H₂O₂ was also employed as an apoptogen for the inducer cells. The inducer cells were pretreated with H₂O₂ for 1 h, carefully washed, and placed to the recipient cells. The bystander killing in this case was smaller since low concentrations of H₂O₂ resulted in small number of apoptotic cells on the inducer coverslip, whereas at high H₂O₂ concentrations necrotic cells appeared. The effect was enhanced when the inhibitor of catalase aminotriazole was included in the incubation medium. Pretreatment of recipient cells with MitoQ protected them from apoptosis (not shown).

Our data supported the hypothesis¹ that H₂O₂ can be used for long-distance transmission of a programmed death signal from apoptotic to healthy cells. Apparently, long-distance phenomena are involved in the H₂O₂-mediated hypersensitive response to infection in plants.⁸ H₂O₂ could mediate spreading of apoptosis during self-elimination of organs in ontogenesis such as the disappearance of the tadpole tail. This process was shown to be accompanied by massive H₂O₂-induced apoptosis of the tail cells.⁹ Stimulation of the bystander cell killing might be important for chemo-, photodynamic- and radio-therapy of tumours,^{10, 11, 12} especially for those forms which are insensitive to p53- and Rb-mediated apoptoses but retain sensitivity to the H₂O₂-induced apoptosis (e.g., as HeLa cells). On the other hand, H₂O₂-mediated bystander cell killing could contribute to pathogenesis of myocardial infarct, stroke, septic shock, and aging (for discussion, see^{13, 14}). In these cases, use of MitoQ and other mitochondria-targeted antioxidants seems promising.

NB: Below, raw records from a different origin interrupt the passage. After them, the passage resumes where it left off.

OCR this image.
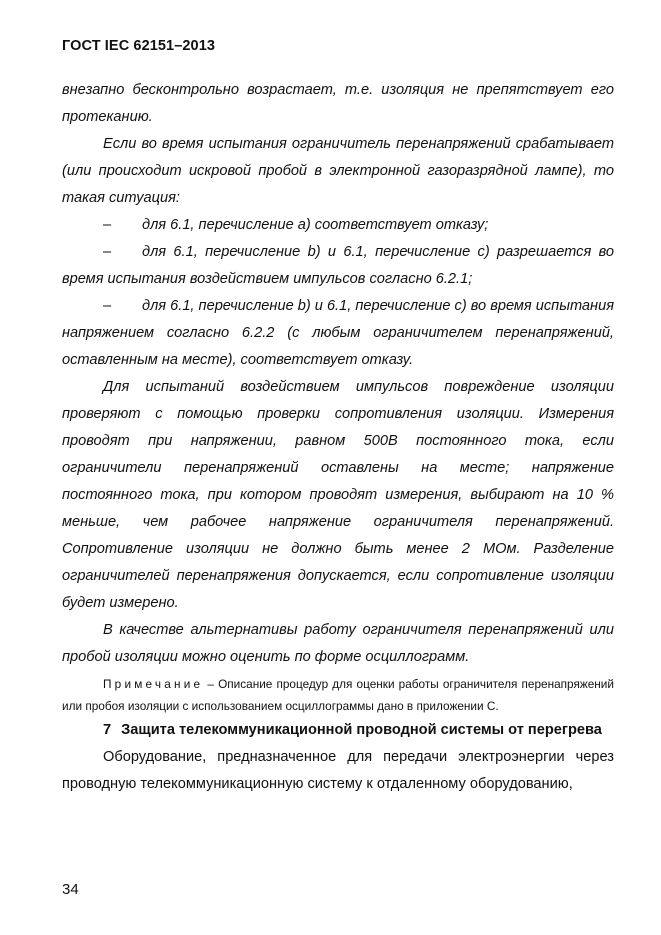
ГОСТ IEC 62151–2013

внезапно бесконтрольно возрастает, т.е. изоляция не препятствует его протеканию.

Если во время испытания ограничитель перенапряжений срабатывает (или происходит искровой пробой в электронной газоразрядной лампе), то такая ситуация:

– для 6.1, перечисление a) соответствует отказу;

– для 6.1, перечисление b) и 6.1, перечисление c) разрешается во время испытания воздействием импульсов согласно 6.2.1;

– для 6.1, перечисление b) и 6.1, перечисление c) во время испытания напряжением согласно 6.2.2 (с любым ограничителем перенапряжений, оставленным на месте), соответствует отказу.

Для испытаний воздействием импульсов повреждение изоляции проверяют с помощью проверки сопротивления изоляции. Измерения проводят при напряжении, равном 500В постоянного тока, если ограничители перенапряжений оставлены на месте; напряжение постоянного тока, при котором проводят измерения, выбирают на 10 % меньше, чем рабочее напряжение ограничителя перенапряжений. Сопротивление изоляции не должно быть менее 2 МОм. Разделение ограничителей перенапряжения допускается, если сопротивление изоляции будет измерено.

В качестве альтернативы работу ограничителя перенапряжений или пробой изоляции можно оценить по форме осциллограмм.

Примечание – Описание процедур для оценки работы ограничителя перенапряжений или пробоя изоляции с использованием осциллограммы дано в приложении С.

7 Защита телекоммуникационной проводной системы от перегрева

Оборудование, предназначенное для передачи электроэнергии через проводную телекоммуникационную систему к отдаленному оборудованию,

34
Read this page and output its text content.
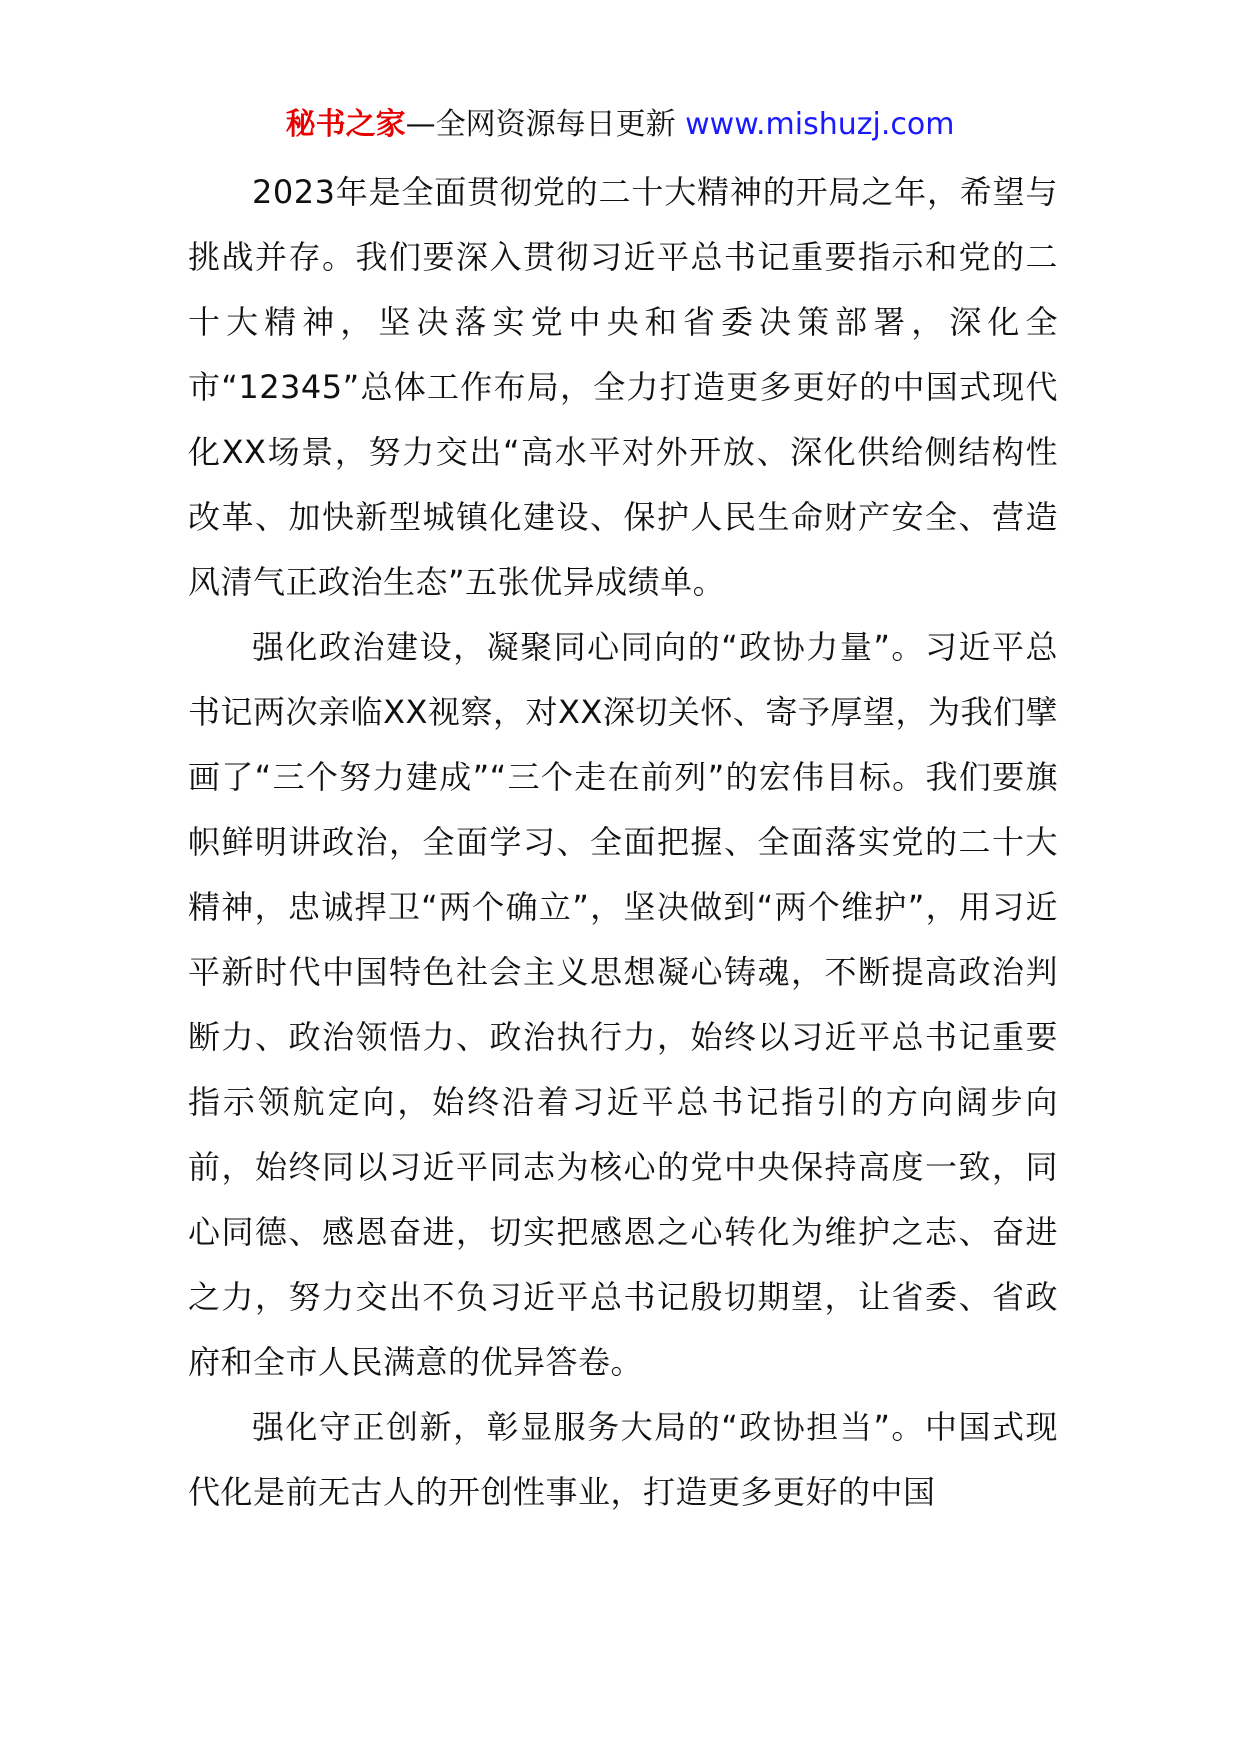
秘书之家—全网资源每日更新 www.mishuzj.com

2023年是全面贯彻党的二十大精神的开局之年，希望与挑战并存。我们要深入贯彻习近平总书记重要指示和党的二十大精神，坚决落实党中央和省委决策部署，深化全市“12345”总体工作布局，全力打造更多更好的中国式现代化XX场景，努力交出“高水平对外开放、深化供给侧结构性改革、加快新型城镇化建设、保护人民生命财产安全、营造风清气正政治生态”五张优异成绩单。

强化政治建设，凝聚同心同向的“政协力量”。习近平总书记两次亲临XX视察，对XX深切关怀、寄予厚望，为我们擘画了“三个努力建成”“三个走在前列”的宏伟目标。我们要旗帜鲜明讲政治，全面学习、全面把握、全面落实党的二十大精神，忠诚捍卫“两个确立”，坚决做到“两个维护”，用习近平新时代中国特色社会主义思想凝心铸魂，不断提高政治判断力、政治领悟力、政治执行力，始终以习近平总书记重要指示领航定向，始终沿着习近平总书记指引的方向阔步向前，始终同以习近平同志为核心的党中央保持高度一致，同心同德、感恩奋进，切实把感恩之心转化为维护之志、奋进之力，努力交出不负习近平总书记殷切期望，让省委、省政府和全市人民满意的优异答卷。

强化守正创新，彰显服务大局的“政协担当”。中国式现代化是前无古人的开创性事业，打造更多更好的中国
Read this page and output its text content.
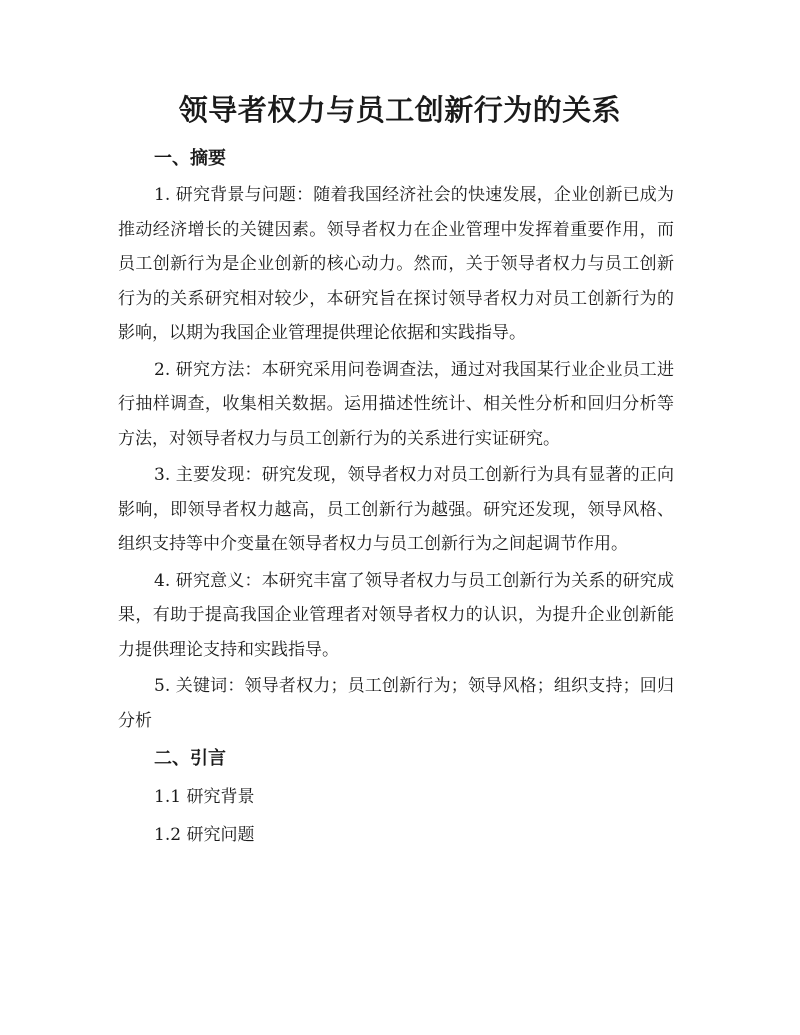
领导者权力与员工创新行为的关系
一、摘要

1. 研究背景与问题：随着我国经济社会的快速发展，企业创新已成为推动经济增长的关键因素。领导者权力在企业管理中发挥着重要作用，而员工创新行为是企业创新的核心动力。然而，关于领导者权力与员工创新行为的关系研究相对较少，本研究旨在探讨领导者权力对员工创新行为的影响，以期为我国企业管理提供理论依据和实践指导。

2. 研究方法：本研究采用问卷调查法，通过对我国某行业企业员工进行抽样调查，收集相关数据。运用描述性统计、相关性分析和回归分析等方法，对领导者权力与员工创新行为的关系进行实证研究。

3. 主要发现：研究发现，领导者权力对员工创新行为具有显著的正向影响，即领导者权力越高，员工创新行为越强。研究还发现，领导风格、组织支持等中介变量在领导者权力与员工创新行为之间起调节作用。

4. 研究意义：本研究丰富了领导者权力与员工创新行为关系的研究成果，有助于提高我国企业管理者对领导者权力的认识，为提升企业创新能力提供理论支持和实践指导。

5. 关键词：领导者权力；员工创新行为；领导风格；组织支持；回归分析

二、引言
1.1 研究背景
1.2 研究问题
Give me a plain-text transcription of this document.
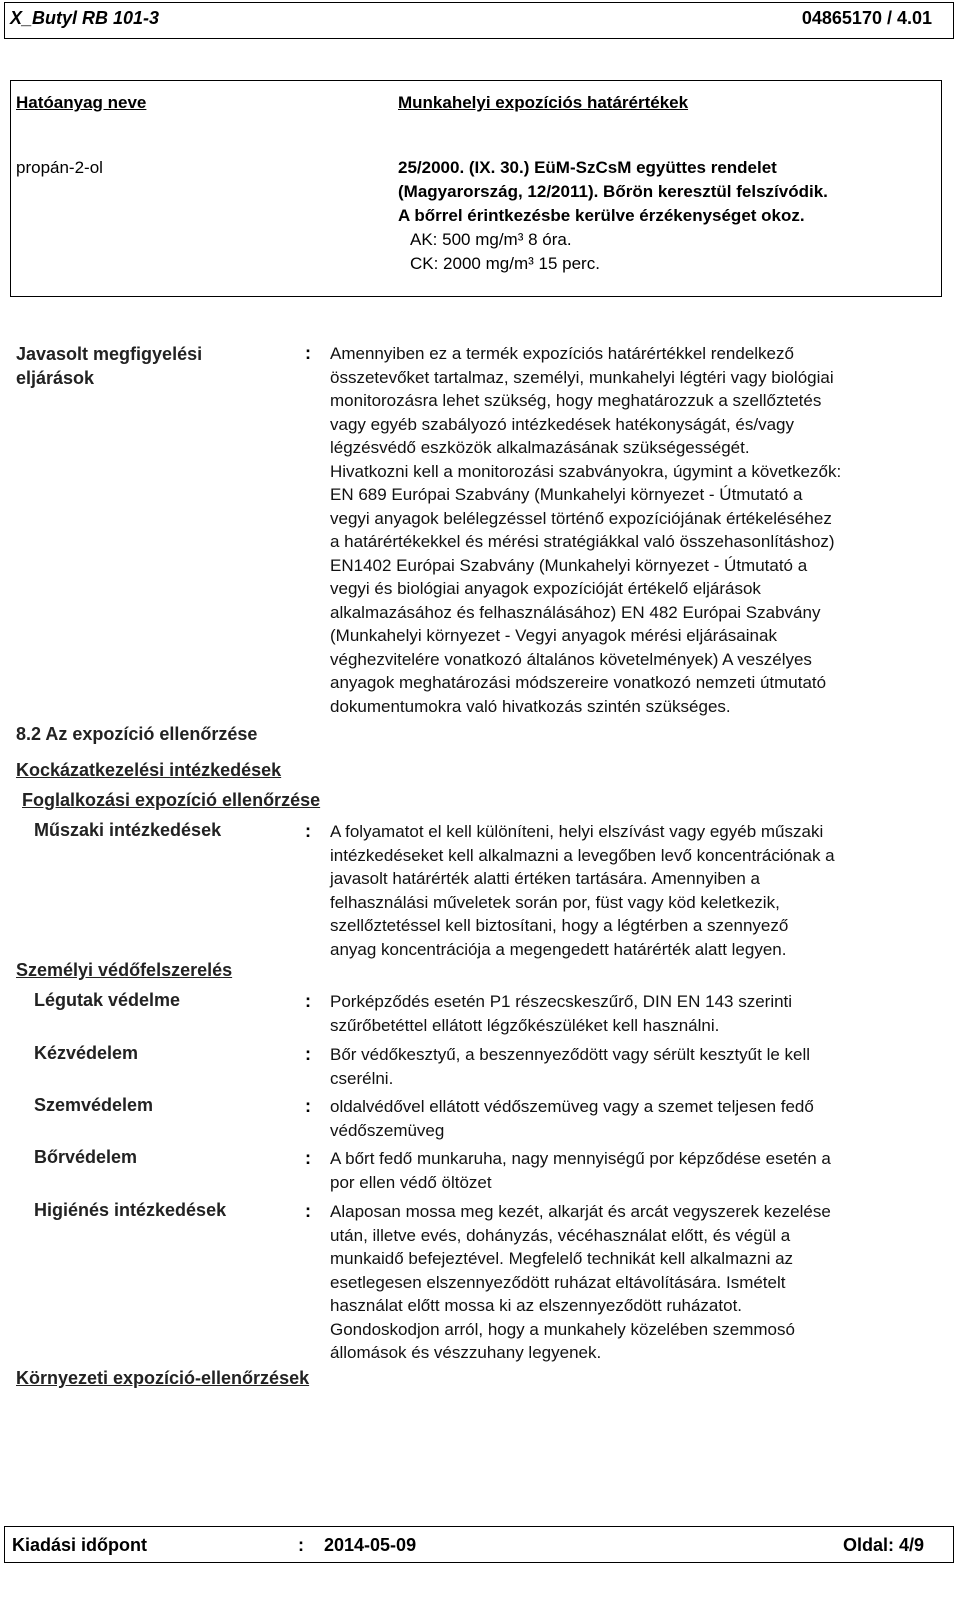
X_Butyl RB 101-3	04865170 / 4.01
Hatóanyag neve	Munkahelyi expozíciós határértékek
propán-2-ol	25/2000. (IX. 30.) EüM-SzCsM együttes rendelet
(Magyarország, 12/2011). Bőrön keresztül felszívódik.
A bőrrel érintkezésbe kerülve érzékenységet okoz.
AK: 500 mg/m³ 8 óra.
CK: 2000 mg/m³ 15 perc.
Javasolt megfigyelési
eljárások
: Amennyiben ez a termék expozíciós határértékkel rendelkező
összetevőket tartalmaz, személyi, munkahelyi légtéri vagy biológiai
monitorozásra lehet szükség, hogy meghatározzuk a szellőztetés
vagy egyéb szabályozó intézkedések hatékonyságát, és/vagy
légzésvédő eszközök alkalmazásának szükségességét.
Hivatkozni kell a monitorozási szabványokra, úgymint a következők:
EN 689 Európai Szabvány (Munkahelyi környezet - Útmutató a
vegyi anyagok belélegzéssel történő expozíciójának értékeléséhez
a határértékekkel és mérési stratégiákkal való összehasonlításhoz)
EN1402 Európai Szabvány (Munkahelyi környezet - Útmutató a
vegyi és biológiai anyagok expozícióját értékelő eljárások
alkalmazásához és felhasználásához) EN 482 Európai Szabvány
(Munkahelyi környezet - Vegyi anyagok mérési eljárásainak
véghezvitelére vonatkozó általános követelmények) A veszélyes
anyagok meghatározási módszereire vonatkozó nemzeti útmutató
dokumentumokra való hivatkozás szintén szükséges.
8.2 Az expozíció ellenőrzése
Kockázatkezelési intézkedések
Foglalkozási expozíció ellenőrzése
Műszaki intézkedések	: A folyamatot el kell különíteni, helyi elszívást vagy egyéb műszaki
intézkedéseket kell alkalmazni a levegőben levő koncentrációnak a
javasolt határérték alatti értéken tartására. Amennyiben a
felhasználási műveletek során por, füst vagy köd keletkezik,
szellőztetéssel kell biztosítani, hogy a légtérben a szennyező
anyag koncentrációja a megengedett határérték alatt legyen.
Személyi védőfelszerelés
Légutak védelme	: Porképződés esetén P1 részecskeszűrő, DIN EN 143 szerinti
szűrőbetéttel ellátott légzőkészüléket kell használni.
Kézvédelem	: Bőr védőkesztyű, a beszennyeződött vagy sérült kesztyűt le kell
cserélni.
Szemvédelem	: oldalvédővel ellátott védőszemüveg vagy a szemet teljesen fedő
védőszemüveg
Bőrvédelem	: A bőrt fedő munkaruha, nagy mennyiségű por képződése esetén a
por ellen védő öltözet
Higiénés intézkedések	: Alaposan mossa meg kezét, alkarját és arcát vegyszerek kezelése
után, illetve evés, dohányzás, vécéhasználat előtt, és végül a
munkaidő befejeztével. Megfelelő technikát kell alkalmazni az
esetlegesen elszennyeződött ruházat eltávolítására. Ismételt
használat előtt mossa ki az elszennyeződött ruházatot.
Gondoskodjon arról, hogy a munkahely közelében szemmosó
állomások és vészzuhany legyenek.
Környezeti expozíció-ellenőrzések
Kiadási időpont	: 2014-05-09	Oldal: 4/9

In conclusion, we have presented here strong evidence for H₂O₂-mediated transmission of intercellular apoptotic signal. It was shown that (i) apoptotic cells produce H₂O₂, (ii) catalase inhibits the bystander killing, and (iii) mitochondrial ROS are required for both generation of the death signal by the apoptotic cells and its processing in the healthy cells, since pretreatment of either apoptotic or healthy cells with a mitochondria-targeted antioxidant strongly inhibits the bystander killing.